Heyo,
Finals are approaching and NaNoWriMo is in full swing, which is exciting and awesome. My motto most days is that 'someday' need to be today.
So this morning I was writing out note cards with meds for my patient next week and I was listening to Crash Course Literature and it was making me very contemplative. There was a specific part in Catcher in the Rye (part two) where they were discussing Holden's lost innocence. It made me think about my own innocence and how I trash it every opportunity I get, but how I protect innocence as long as I can in others. 'Others' mostly being my little sister. I don't want her to grow up too quickly, but I have this other standard for myself and I always feel like I am not growing callused fast enough.
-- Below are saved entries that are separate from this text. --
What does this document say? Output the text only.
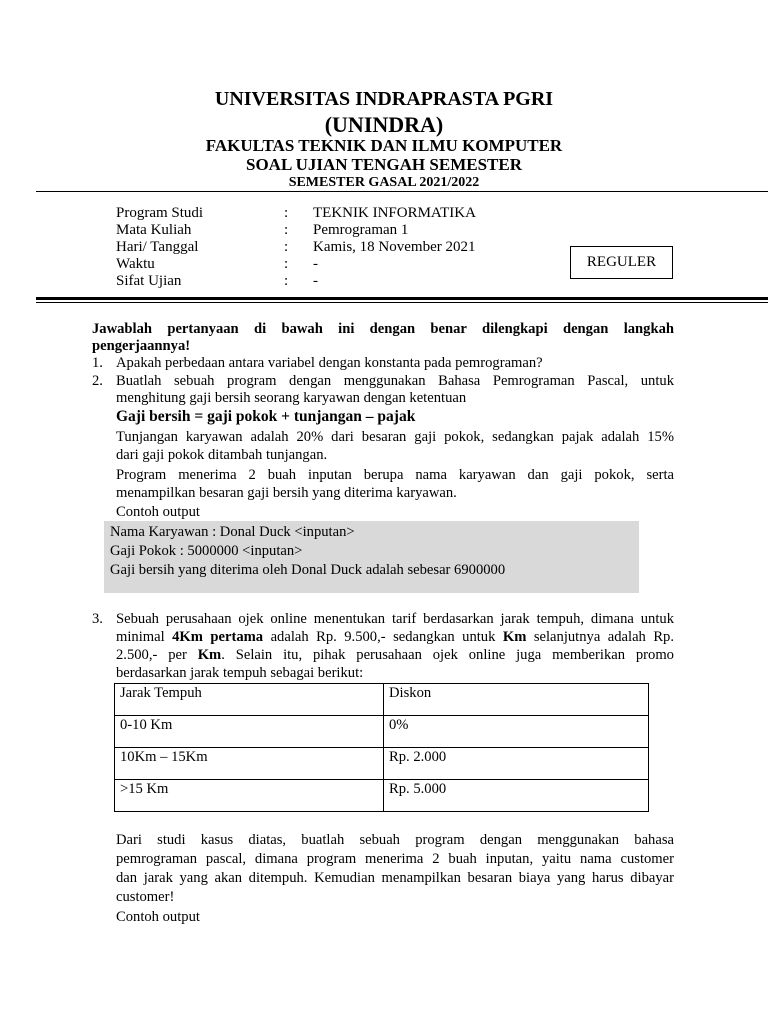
UNIVERSITAS INDRAPRASTA PGRI
(UNINDRA)
FAKULTAS TEKNIK DAN ILMU KOMPUTER
SOAL UJIAN TENGAH SEMESTER
SEMESTER GASAL 2021/2022
Program Studi	: TEKNIK INFORMATIKA
Mata Kuliah	: Pemrograman 1
Hari/ Tanggal	: Kamis, 18 November 2021
Waktu	: -
Sifat Ujian	: -
REGULER
Jawablah pertanyaan di bawah ini dengan benar dilengkapi dengan langkah
pengerjaannya!
1. Apakah perbedaan antara variabel dengan konstanta pada pemrograman?
2. Buatlah sebuah program dengan menggunakan Bahasa Pemrograman Pascal, untuk
menghitung gaji bersih seorang karyawan dengan ketentuan
Gaji bersih = gaji pokok + tunjangan – pajak
Tunjangan karyawan adalah 20% dari besaran gaji pokok, sedangkan pajak adalah 15%
dari gaji pokok ditambah tunjangan.
Program menerima 2 buah inputan berupa nama karyawan dan gaji pokok, serta
menampilkan besaran gaji bersih yang diterima karyawan.
Contoh output
Nama Karyawan : Donal Duck <inputan>
Gaji Pokok : 5000000 <inputan>
Gaji bersih yang diterima oleh Donal Duck adalah sebesar 6900000
3. Sebuah perusahaan ojek online menentukan tarif berdasarkan jarak tempuh, dimana untuk
minimal 4Km pertama adalah Rp. 9.500,- sedangkan untuk Km selanjutnya adalah Rp.
2.500,- per Km. Selain itu, pihak perusahaan ojek online juga memberikan promo
berdasarkan jarak tempuh sebagai berikut:
Jarak Tempuh	Diskon
0-10 Km	0%
10Km – 15Km	Rp. 2.000
>15 Km	Rp. 5.000
Dari studi kasus diatas, buatlah sebuah program dengan menggunakan bahasa
pemrograman pascal, dimana program menerima 2 buah inputan, yaitu nama customer
dan jarak yang akan ditempuh. Kemudian menampilkan besaran biaya yang harus dibayar
customer!
Contoh output
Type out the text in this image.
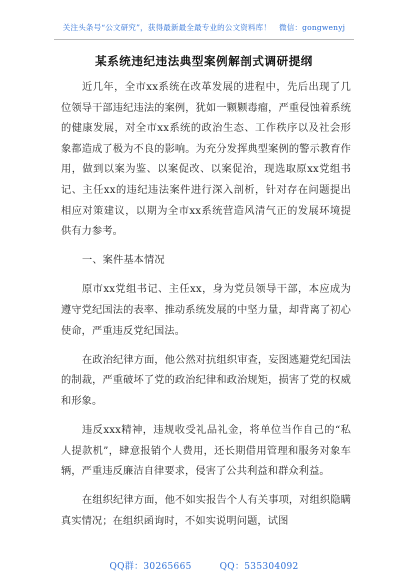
关注头条号“公文研究”，获得最新最全最专业的公文资料库！ 微信：gongwenyj
某系统违纪违法典型案例解剖式调研提纲

近几年，全市xx系统在改革发展的进程中，先后出现了几位领导干部违纪违法的案例，犹如一颗颗毒瘤，严重侵蚀着系统的健康发展，对全市xx系统的政治生态、工作秩序以及社会形象都造成了极为不良的影响。为充分发挥典型案例的警示教育作用，做到以案为鉴、以案促改、以案促治，现选取原xx党组书记、主任xx的违纪违法案件进行深入剖析，针对存在问题提出相应对策建议，以期为全市xx系统营造风清气正的发展环境提供有力参考。

一、案件基本情况

原市xx党组书记、主任xx，身为党员领导干部，本应成为遵守党纪国法的表率、推动系统发展的中坚力量，却背离了初心使命，严重违反党纪国法。

在政治纪律方面，他公然对抗组织审查，妄图逃避党纪国法的制裁，严重破坏了党的政治纪律和政治规矩，损害了党的权威和形象。

违反xxx精神，违规收受礼品礼金，将单位当作自己的“私人提款机”，肆意报销个人费用，还长期借用管理和服务对象车辆，严重违反廉洁自律要求，侵害了公共利益和群众利益。

在组织纪律方面，他不如实报告个人有关事项，对组织隐瞒真实情况；在组织函询时，不如实说明问题，试图

QQ群：30265665	QQ：535304092
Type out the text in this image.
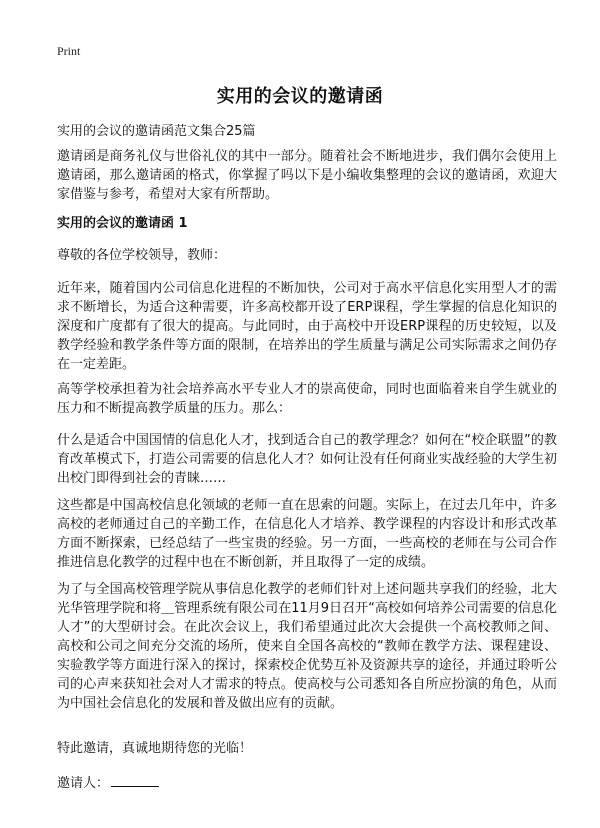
Print
实用的会议的邀请函
实用的会议的邀请函范文集合25篇
邀请函是商务礼仪与世俗礼仪的其中一部分。随着社会不断地进步，我们偶尔会使用上邀请函，那么邀请函的格式，你掌握了吗以下是小编收集整理的会议的邀请函，欢迎大家借鉴与参考，希望对大家有所帮助。
实用的会议的邀请函 1
尊敬的各位学校领导，教师：
近年来，随着国内公司信息化进程的不断加快，公司对于高水平信息化实用型人才的需求不断增长，为适合这种需要，许多高校都开设了ERP课程，学生掌握的信息化知识的深度和广度都有了很大的提高。与此同时，由于高校中开设ERP课程的历史较短，以及教学经验和教学条件等方面的限制，在培养出的学生质量与满足公司实际需求之间仍存在一定差距。
高等学校承担着为社会培养高水平专业人才的崇高使命，同时也面临着来自学生就业的压力和不断提高教学质量的压力。那么：
什么是适合中国国情的信息化人才，找到适合自己的教学理念？如何在“校企联盟”的教育改革模式下，打造公司需要的信息化人才？如何让没有任何商业实战经验的大学生初出校门即得到社会的青睐……
这些都是中国高校信息化领域的老师一直在思索的问题。实际上，在过去几年中，许多高校的老师通过自己的辛勤工作，在信息化人才培养、教学课程的内容设计和形式改革方面不断探索，已经总结了一些宝贵的经验。另一方面，一些高校的老师在与公司合作推进信息化教学的过程中也在不断创新，并且取得了一定的成绩。
为了与全国高校管理学院从事信息化教学的老师们针对上述问题共享我们的经验，北大光华管理学院和将＿管理系统有限公司在11月9日召开“高校如何培养公司需要的信息化人才”的大型研讨会。在此次会议上，我们希望通过此次大会提供一个高校教师之间、高校和公司之间充分交流的场所，使来自全国各高校的“教师在教学方法、课程建设、实验教学等方面进行深入的探讨，探索校企优势互补及资源共享的途径，并通过聆听公司的心声来获知社会对人才需求的特点。使高校与公司悉知各自所应扮演的角色，从而为中国社会信息化的发展和普及做出应有的贡献。
特此邀请，真诚地期待您的光临！
邀请人：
I recently took care of a dying patient; it destroyed some of my romanticized ideas on death and how I though I would react to it. Instead of crying or really doing anything, all I felt was confused. Like I was upset, but there was no way to feel something, because as a health care worker, I only knew this person for days, not the sum of her ninety-four years. I was hurting, but there was no closure for me. I was supposed to get tough and keep moving. I lost innocence, that people would take care of me or that I would feel a certain way.
This Wenesday, I turned on the History channel and saw a program on the Third Reich that showed the horrible destruction not only of Jews, but also Germans. Nations of people left without the order, nations need to thrive. I saw how German's committed suicide en masse when the Russians invaded. I saw how they made the Germans living bury the dead of the holocaust. This was not the first time I have watched or read something about World War II, but I wonder if the topic will ever get old. I want to keep ripping the Band-Aid off my wounded soul and soak it in the infected world.
Is that a bad thing? Is innocence something I want to keep? Because if it is, I am doing a very poor job of protecting it.